Now it was a dotted parcel on a map. A zone to be cleared. A checkbox between her and the title she’d been chasing for five years.

Principal Architect.

A role that meant prestige. Stability. A stake in the future of the firm. She’d done everything right — nailed timelines, delivered elegant solutions, managed teams without stepping on egos. She was known for clean design, quiet precision. Vision.

But vision didn’t always close the deal. Not like the bold ones did. The architects who schmoozed, who pitched big even when they didn’t have the details. The ones who didn’t flinch at compromise if it meant the numbers looked right.

Gwen didn’t schmooze. She didn’t charm her way into contracts or smooth over city council resistance with glad-handing and thin promises. She cared too much. About history. About context. About the story a place told before she ever touched it.

“Jesus, Gwen,” Melinda said from the door. “Blink twice if the rendering’s holding you hostage.”

Gwen startled slightly, spinning around. “Just refining the ingress flow on the south pedestrian axis.”

Melinda raised an eyebrow. “You’ve got ingress coming out your ears.”

Melinda, with her glossy waves and sharp blazers, always looked like she’d stepped out of a style editorial. She had a polished charm, quiet but commanding, and a smile that made people agree with her even before she said anything. As the firm’s Design Director, she was both mentor and gatekeeper, the person whose praise meant something, and whose silence meant more.

“I’m fine,” Gwen said, brushing past her to grab adifferent stylus from the cup on her desk. She hated when her voice sounded that clipped.

“I know it’s hard to be out of the Austin office for so long, but you skipped lunch again?”

“I wasn’t hungry.” Gwen tapped her pen against the edge of her tablet, adjusting the site flow again, even though it didn’t need it.

“Is it the pitch? Or the politics?” Melinda’s tone softened. “Because if it’s the project, you should say something. No one wants this to wreck you.”

“It’s not wrecking me,” Gwen said, too fast.

Melinda stepped inside now, crossing the office with her usual quiet confidence. She had that uncanny ability to read people like specs — systematically, patiently, until something gave way.

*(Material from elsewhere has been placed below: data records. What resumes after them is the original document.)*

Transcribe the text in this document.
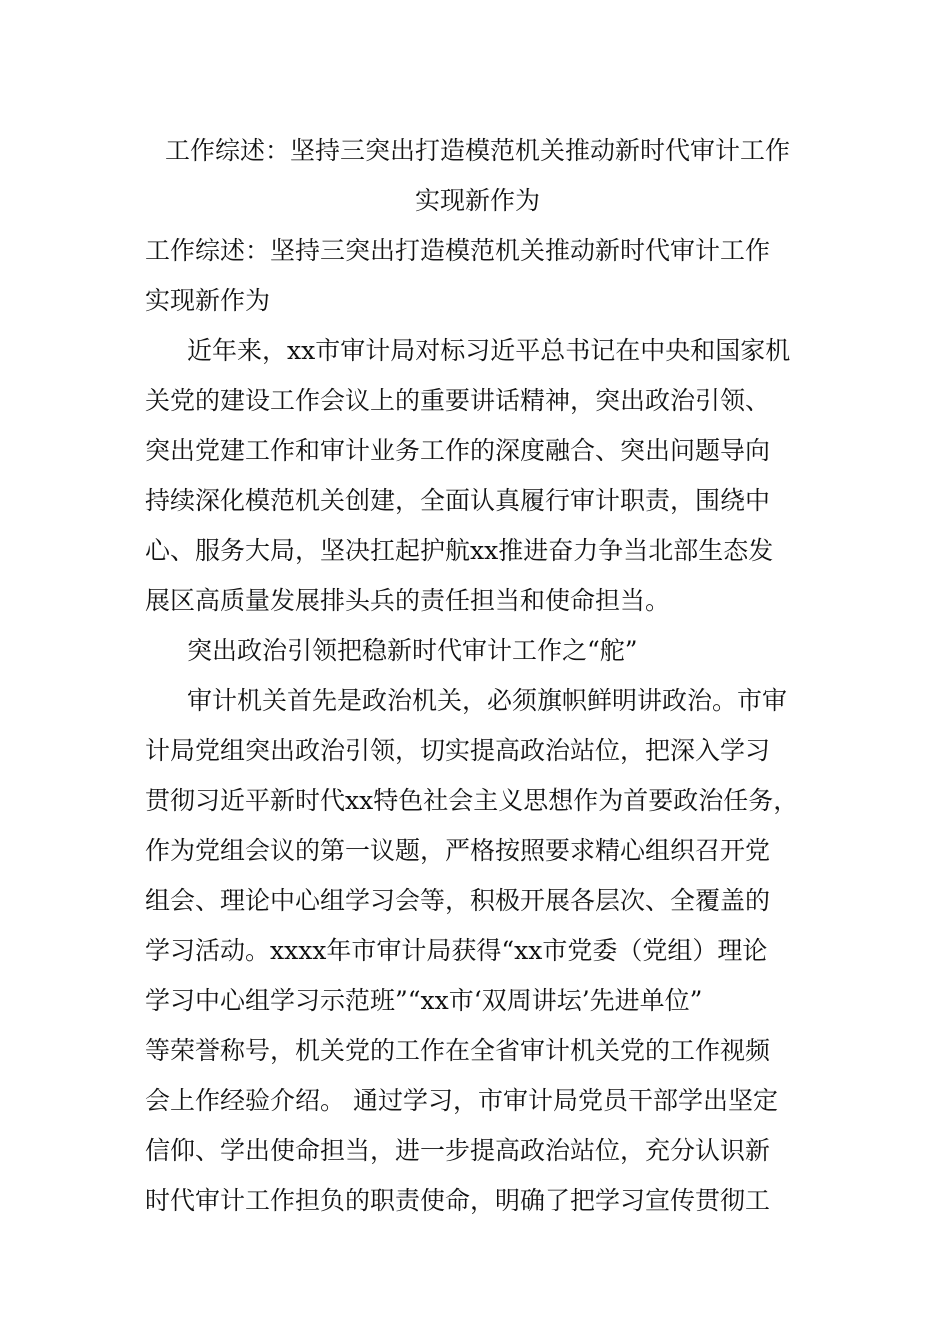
工作综述：坚持三突出打造模范机关推动新时代审计工作
实现新作为
工作综述：坚持三突出打造模范机关推动新时代审计工作
实现新作为
近年来，xx市审计局对标习近平总书记在中央和国家机
关党的建设工作会议上的重要讲话精神，突出政治引领、
突出党建工作和审计业务工作的深度融合、突出问题导向
持续深化模范机关创建，全面认真履行审计职责，围绕中
心、服务大局，坚决扛起护航xx推进奋力争当北部生态发
展区高质量发展排头兵的责任担当和使命担当。
突出政治引领把稳新时代审计工作之“舵”
审计机关首先是政治机关，必须旗帜鲜明讲政治。市审
计局党组突出政治引领，切实提高政治站位，把深入学习
贯彻习近平新时代xx特色社会主义思想作为首要政治任务，
作为党组会议的第一议题，严格按照要求精心组织召开党
组会、理论中心组学习会等，积极开展各层次、全覆盖的
学习活动。xxxx年市审计局获得“xx市党委（党组）理论
学习中心组学习示范班”“xx市‘双周讲坛’先进单位”
等荣誉称号，机关党的工作在全省审计机关党的工作视频
会上作经验介绍。 通过学习，市审计局党员干部学出坚定
信仰、学出使命担当，进一步提高政治站位，充分认识新
时代审计工作担负的职责使命，明确了把学习宣传贯彻工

“You’ve been here every morning before seven. I don’t think I’ve seen you take a full lunch break all week. You answered a client email at two a.m.”

“No, I didn’t.” Damn. She thought she’d scheduled that for seven.

Melinda raised her eyebrows. “Gwen.”

Gwen exhaled, looking down at her tablet. “I just want it to be good.”

“It is good. That’s not the issue. The issue is whether you’re going to run yourself absolutely ragged and then be of no use to me,” Melinda said, though her expression carried warmth.

Gwen’s phone buzzed, distracting her. A text popped up from Izzy.

Izzy

Hey, are you in town?! I just saw your IG story.

Gwen nearlyflinched.

Another message appeared before she could swipe it away.